Evacuations New Orleans

Evacuations New Orleans - Engineers on Sunday were assessing the integrity of a lock along a canal north of New Orleans that threatened to fail and send water from the Hurricane Isaac-swollen Pearl River flooding through neighborhoods.

A flash-flood warning was in effect for east-central St. Tammany Parish, a community north of New Orleans in southeast Louisiana but officials said the threat of disaster had eased.

Parish President Pat Brister on Sunday changed the evacuation of the area between Bush and Hickory, east of Highway 41, from mandatory to voluntary.

"The Army Corps of Engineers Vicksburg District has lowered the pressure on Lock 2 near Bush. The Corps informed President Brister this morning that the threat level is lowered significantly," St. Tammany Parish officials said in a statement on their website.

"As there is still a potential threat, even though reduced, a voluntary evacuation remains in place until the Army Corps of Engineers deems the Lock stable and safe."

Saturday night, parish emergency officials said that the opening of valves had relieved pressure on Lock 2 on the Pearl River Diversion Canal but an evacuation order would remain in place.

Water began pouring over the lock and leaching around its sides Saturday, prompting fears the entire structure could be washed away, sending a wall of water into nearby neighborhoods.

Officials had said earlier Saturday that the failure of the lock appeared imminent.
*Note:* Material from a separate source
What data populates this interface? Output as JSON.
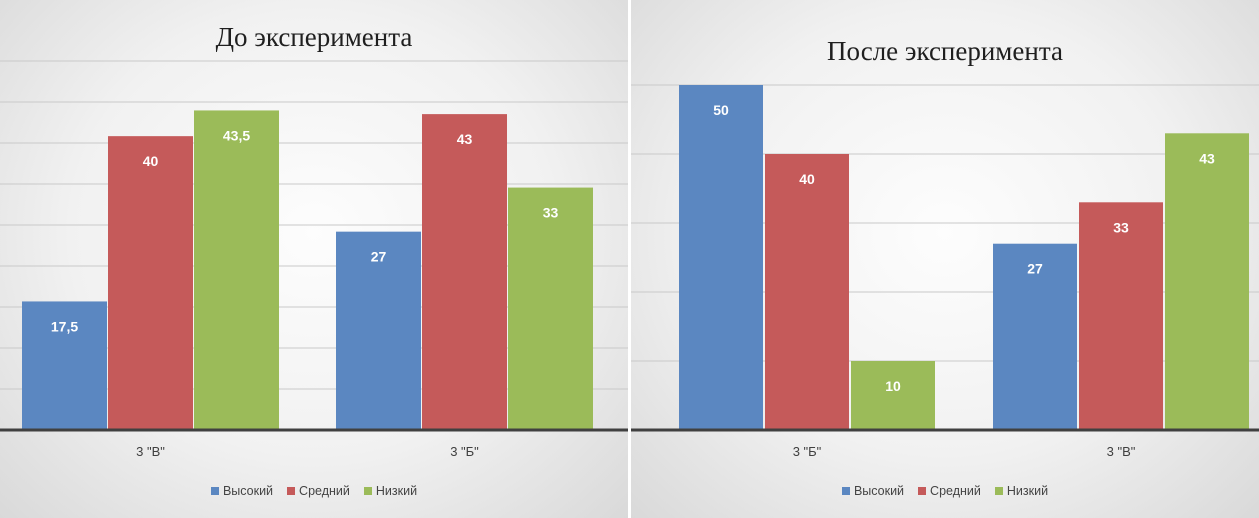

That promoted the mandatory evacuation of thousands of residents in some 1,200 homes.

Parish Sheriff Jack Strain Strain and Brister late Saturday said the threat of the lock failing had been lessened after crews managed to open valves to release some of the water and reduce pressure on the structure.
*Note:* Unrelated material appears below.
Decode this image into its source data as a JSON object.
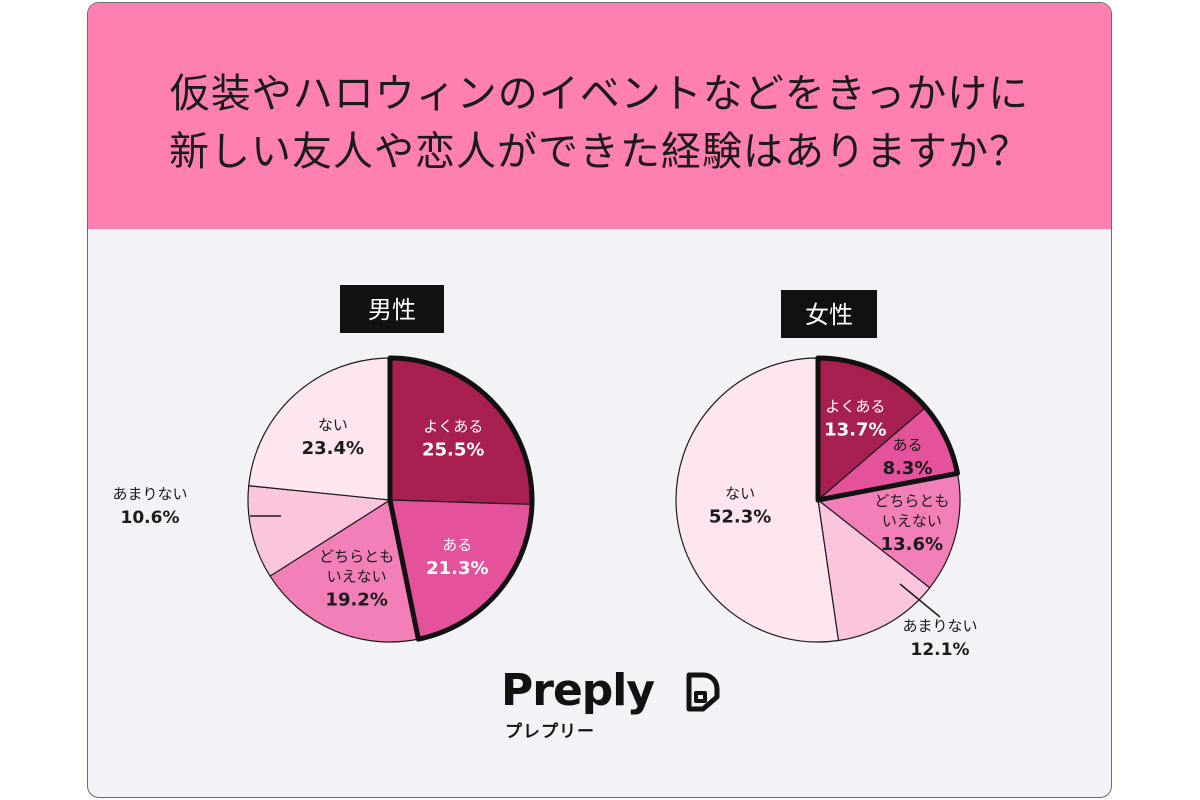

"The worst-case scenario -- we don't believe that's going to happen,'' he added.

The National Weather Service is projecting the Pearl River, at the town of Pearl River, to crest early Monday morning at 19.5 feet.

As residents in Louisiana, Mississippi and Arkansas began surveying the damage to their homes, remnants of Isaac pushed their way north, spinning off tornadoes in southeast Missouri and threatening flash-flooding in parts of Tennessee and Kentucky.